Posteriormente se estenderam a outras áreas, especialmente ao oeste, onde vivem minorias de curdos e luros.
A agência de notícias Fars informou sobre “concentrações esporádicas” em torno do bazar de Teerã. Algumas de suas áreas, incluindo o mercado do ouro, fecharam “a partir do meio-dia em protesto contra o aumento das taxas de câmbio e a instabilidade dos preços”.

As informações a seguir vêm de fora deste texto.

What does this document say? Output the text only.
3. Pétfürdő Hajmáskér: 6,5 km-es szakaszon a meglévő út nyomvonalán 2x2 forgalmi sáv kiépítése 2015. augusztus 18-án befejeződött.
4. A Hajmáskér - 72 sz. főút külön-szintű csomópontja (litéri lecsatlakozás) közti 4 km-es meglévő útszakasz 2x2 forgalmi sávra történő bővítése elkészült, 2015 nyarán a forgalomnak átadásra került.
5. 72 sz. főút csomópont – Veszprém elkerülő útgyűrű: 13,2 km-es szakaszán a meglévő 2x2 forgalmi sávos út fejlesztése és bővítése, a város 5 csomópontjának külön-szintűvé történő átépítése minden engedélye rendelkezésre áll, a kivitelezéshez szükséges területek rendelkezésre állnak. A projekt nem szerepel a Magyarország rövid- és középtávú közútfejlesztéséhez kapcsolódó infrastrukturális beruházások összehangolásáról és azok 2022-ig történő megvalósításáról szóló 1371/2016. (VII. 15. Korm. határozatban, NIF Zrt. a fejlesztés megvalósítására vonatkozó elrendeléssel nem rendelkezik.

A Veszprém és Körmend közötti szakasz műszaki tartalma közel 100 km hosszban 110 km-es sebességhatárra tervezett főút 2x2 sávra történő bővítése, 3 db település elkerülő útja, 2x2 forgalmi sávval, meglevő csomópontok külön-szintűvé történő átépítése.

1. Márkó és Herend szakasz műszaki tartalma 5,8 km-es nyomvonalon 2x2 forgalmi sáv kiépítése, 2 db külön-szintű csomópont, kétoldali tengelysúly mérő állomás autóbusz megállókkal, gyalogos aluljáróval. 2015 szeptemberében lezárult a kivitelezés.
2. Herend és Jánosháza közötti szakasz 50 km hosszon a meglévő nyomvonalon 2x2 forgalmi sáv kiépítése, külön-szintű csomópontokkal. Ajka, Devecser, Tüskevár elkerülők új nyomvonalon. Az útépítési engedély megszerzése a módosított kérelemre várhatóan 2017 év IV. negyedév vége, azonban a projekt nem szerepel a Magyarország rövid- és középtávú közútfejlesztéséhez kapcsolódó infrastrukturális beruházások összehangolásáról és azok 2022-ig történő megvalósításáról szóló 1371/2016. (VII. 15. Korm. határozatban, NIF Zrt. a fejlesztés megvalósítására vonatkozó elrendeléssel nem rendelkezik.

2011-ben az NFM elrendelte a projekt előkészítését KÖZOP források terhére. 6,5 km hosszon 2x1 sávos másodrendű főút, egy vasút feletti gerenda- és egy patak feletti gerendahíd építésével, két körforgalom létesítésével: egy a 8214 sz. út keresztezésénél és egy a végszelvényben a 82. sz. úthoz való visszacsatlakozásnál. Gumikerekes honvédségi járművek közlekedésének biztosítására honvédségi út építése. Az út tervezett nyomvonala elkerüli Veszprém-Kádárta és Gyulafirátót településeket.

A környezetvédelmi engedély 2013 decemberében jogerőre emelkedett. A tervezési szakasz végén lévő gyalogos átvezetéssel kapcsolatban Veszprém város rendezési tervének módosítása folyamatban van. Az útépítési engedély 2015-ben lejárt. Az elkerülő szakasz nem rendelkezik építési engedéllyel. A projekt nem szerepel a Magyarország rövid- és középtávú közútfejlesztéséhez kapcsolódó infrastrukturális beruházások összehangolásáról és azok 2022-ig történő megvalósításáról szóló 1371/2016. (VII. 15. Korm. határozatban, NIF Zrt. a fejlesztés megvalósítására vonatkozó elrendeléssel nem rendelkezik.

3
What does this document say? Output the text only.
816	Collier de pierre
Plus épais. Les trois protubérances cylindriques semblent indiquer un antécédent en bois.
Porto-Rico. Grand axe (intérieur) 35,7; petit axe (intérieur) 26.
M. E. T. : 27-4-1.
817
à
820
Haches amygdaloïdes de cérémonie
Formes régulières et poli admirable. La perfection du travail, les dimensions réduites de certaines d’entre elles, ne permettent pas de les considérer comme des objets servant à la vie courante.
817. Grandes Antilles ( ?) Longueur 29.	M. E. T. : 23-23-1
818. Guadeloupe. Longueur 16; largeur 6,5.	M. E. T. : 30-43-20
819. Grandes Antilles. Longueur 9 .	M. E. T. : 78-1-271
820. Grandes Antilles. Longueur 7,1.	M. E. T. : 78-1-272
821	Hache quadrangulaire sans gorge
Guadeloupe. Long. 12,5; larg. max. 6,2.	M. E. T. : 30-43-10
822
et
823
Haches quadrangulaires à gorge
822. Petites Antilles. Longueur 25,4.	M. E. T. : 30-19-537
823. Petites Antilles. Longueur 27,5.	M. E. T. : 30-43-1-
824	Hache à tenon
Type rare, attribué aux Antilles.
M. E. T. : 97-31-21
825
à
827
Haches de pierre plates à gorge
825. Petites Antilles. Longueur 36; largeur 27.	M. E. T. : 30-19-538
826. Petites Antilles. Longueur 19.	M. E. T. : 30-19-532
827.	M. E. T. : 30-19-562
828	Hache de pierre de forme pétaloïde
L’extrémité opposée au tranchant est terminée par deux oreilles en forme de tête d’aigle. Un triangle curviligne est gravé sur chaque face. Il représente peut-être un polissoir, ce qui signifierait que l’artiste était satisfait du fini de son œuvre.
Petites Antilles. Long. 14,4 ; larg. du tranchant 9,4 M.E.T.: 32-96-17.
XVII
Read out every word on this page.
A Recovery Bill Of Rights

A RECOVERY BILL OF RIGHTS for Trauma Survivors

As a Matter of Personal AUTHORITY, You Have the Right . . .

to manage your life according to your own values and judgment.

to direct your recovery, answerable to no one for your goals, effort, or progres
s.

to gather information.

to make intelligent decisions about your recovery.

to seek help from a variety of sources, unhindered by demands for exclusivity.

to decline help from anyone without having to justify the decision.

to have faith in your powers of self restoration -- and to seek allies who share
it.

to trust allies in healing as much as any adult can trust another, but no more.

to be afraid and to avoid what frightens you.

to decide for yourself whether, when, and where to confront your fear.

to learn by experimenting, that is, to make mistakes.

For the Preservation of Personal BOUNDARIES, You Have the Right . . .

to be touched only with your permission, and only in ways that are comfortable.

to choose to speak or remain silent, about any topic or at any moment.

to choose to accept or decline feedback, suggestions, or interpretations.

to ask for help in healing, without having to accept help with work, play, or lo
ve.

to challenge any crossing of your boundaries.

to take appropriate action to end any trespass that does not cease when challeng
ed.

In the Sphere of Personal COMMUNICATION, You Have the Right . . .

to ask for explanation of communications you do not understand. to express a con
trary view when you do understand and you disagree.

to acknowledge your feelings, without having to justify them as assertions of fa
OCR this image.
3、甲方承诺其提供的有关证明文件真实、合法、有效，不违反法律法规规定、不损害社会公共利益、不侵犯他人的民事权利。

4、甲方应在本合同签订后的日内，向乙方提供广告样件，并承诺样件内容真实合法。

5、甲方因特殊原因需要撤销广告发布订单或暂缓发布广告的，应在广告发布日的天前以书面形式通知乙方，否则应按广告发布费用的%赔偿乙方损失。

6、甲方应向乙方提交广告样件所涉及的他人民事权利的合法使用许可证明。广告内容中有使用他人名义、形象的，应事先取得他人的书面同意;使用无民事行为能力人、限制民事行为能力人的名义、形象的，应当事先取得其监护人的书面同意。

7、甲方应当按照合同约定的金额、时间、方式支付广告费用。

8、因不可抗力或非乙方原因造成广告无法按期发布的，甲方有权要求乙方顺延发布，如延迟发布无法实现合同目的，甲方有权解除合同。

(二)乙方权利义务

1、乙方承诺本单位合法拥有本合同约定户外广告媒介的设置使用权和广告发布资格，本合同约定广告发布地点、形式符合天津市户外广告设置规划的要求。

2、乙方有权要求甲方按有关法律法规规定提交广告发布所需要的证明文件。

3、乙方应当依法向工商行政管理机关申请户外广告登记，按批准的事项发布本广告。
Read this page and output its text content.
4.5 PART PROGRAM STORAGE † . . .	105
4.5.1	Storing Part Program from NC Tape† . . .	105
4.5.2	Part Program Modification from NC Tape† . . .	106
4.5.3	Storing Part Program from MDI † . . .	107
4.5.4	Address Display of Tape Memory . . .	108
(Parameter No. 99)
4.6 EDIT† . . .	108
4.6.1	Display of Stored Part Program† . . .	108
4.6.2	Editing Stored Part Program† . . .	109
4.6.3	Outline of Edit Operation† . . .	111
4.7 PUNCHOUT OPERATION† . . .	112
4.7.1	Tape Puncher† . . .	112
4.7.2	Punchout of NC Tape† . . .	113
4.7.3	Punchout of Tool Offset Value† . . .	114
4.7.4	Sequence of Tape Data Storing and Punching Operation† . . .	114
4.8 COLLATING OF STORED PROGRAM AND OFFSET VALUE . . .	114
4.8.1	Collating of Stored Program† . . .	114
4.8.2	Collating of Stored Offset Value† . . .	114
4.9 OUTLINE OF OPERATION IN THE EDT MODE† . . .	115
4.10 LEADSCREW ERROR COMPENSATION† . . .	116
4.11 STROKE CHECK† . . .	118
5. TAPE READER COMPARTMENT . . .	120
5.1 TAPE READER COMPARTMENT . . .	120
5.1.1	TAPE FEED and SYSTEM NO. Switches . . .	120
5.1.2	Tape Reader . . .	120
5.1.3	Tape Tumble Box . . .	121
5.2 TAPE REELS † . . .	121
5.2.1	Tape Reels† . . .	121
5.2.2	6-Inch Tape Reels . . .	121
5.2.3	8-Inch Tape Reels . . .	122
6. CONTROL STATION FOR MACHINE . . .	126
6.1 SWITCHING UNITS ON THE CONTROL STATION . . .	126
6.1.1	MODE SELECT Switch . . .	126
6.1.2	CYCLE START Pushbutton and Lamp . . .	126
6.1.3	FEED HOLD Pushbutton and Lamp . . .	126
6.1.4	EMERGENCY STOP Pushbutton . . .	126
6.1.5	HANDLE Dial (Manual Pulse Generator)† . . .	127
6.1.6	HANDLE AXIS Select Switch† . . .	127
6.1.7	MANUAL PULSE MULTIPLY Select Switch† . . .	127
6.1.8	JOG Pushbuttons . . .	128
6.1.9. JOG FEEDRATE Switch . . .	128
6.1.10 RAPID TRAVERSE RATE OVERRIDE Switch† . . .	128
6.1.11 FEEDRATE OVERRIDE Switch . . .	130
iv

Em imagens do bazar verificadas pela AFP nas redes sociais, também é possível ouvir manifestantes gritando palavras de ordem como “Pahlavi voltará” e “Sayid Ali será derrubado”, em referência à monarquia deposta pela revolução islâmica de 1979 e ao líder supremo, o aiatolá Ali Khamenei.
As forças de segurança dispararam gás lacrimogêneo contra os manifestantes e foi possível ver fumaça saindo do bazar, enquanto as pessoas se dispersavam.
Os protestos, iniciados há dez dias, ainda não atingiram a magnitude do movimento de 2022-2023, e muito menos a das manifestações em massa de 2009 após a controversa eleição.
Ao menos 12 pessoas morreram, incluindo membros das forças de segurança, desde o início dos protestos, segundo mídias iranianas, que citam fontes oficiais. ONGs fora do Irã alertam que o número real pode ser muito maior.